Dr. Okonkwo: I think that the safety of hypothermia is the strongest lesson learned from both NABISH I and NABISH II. The disappointing part of things is that the concept of hypothermia and the utility of hypothermia may get lost in the disappointing results of the trials. While those two studies clearly demonstrated the safety of hypothermia as a concept, we have not been able to translate the fact that hypothermia has protected every rodent ever exposed to it, but we have not been able to translate that concept into human TBI. The reality is that hypothermia for the treatment of human TBI works for certain patients, and we have just not been able to demonstrate in a robust and statistically significant fashion that hypothermia should be used under “these” circumstances to “this” degree for “this” duration in “this” group of patients, and to a different degree for a different duration in other groups of TBI patients.
Dr. Valadka: But while we have not done the Phase III study that describes the protocol I am going to mention, I think that in aggregate we can conclude that the real question is in terms of management. We know that the major complications of hypothermia and brain injury patients are hypotension and rebound ICP, depending upon the timing and rate of rewarming. We know that hypothermia is safe if you control hypotension, meaning vasopressors, fluid expansion, and low doses of analgesics. We have concluded that you want to individualize; we believe collectively that you should individualize the rewarming rate in relation to the ICP of the patient.
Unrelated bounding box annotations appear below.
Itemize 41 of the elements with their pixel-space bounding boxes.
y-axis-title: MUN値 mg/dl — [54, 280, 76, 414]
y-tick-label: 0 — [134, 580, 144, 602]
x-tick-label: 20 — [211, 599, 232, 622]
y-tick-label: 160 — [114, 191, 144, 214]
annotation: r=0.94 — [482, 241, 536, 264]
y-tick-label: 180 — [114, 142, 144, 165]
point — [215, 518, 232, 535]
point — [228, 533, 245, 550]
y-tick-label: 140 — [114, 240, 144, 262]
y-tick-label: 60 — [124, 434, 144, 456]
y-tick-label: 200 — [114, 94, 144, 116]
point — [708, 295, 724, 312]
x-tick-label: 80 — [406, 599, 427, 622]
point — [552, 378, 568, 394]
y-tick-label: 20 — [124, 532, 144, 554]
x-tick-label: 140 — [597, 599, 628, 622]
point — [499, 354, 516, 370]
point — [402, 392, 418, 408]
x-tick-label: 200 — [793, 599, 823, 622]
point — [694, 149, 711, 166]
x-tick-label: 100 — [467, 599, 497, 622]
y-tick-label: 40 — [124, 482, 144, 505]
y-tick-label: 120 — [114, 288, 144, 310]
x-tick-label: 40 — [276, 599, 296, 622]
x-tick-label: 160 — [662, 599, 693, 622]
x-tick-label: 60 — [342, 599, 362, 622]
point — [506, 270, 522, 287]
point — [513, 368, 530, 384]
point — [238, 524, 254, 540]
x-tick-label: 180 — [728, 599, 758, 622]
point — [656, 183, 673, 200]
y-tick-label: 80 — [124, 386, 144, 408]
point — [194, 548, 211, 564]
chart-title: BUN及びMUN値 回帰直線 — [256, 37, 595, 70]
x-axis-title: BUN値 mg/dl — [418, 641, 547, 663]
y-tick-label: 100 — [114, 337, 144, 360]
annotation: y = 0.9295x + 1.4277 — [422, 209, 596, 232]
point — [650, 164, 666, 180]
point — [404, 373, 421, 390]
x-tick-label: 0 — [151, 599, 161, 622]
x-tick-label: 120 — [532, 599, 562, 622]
And we surmise from the data of a Phase III study—that looked at patients with hematomas—the way to induce hypothermia is to reach 35 degrees within 1.5 hours of surgery as soon as possible but before removal of the hematoma. In diffuse brain injury, if it is applicable, (hypothermia) appears to be a means of ICP control, with some question of whether it could have a neuroprotectant effect if rendered early.
So there are significant questions. But we do know you have to control hypotension. We know how to do it, and we know it means you have to individualize rewarming.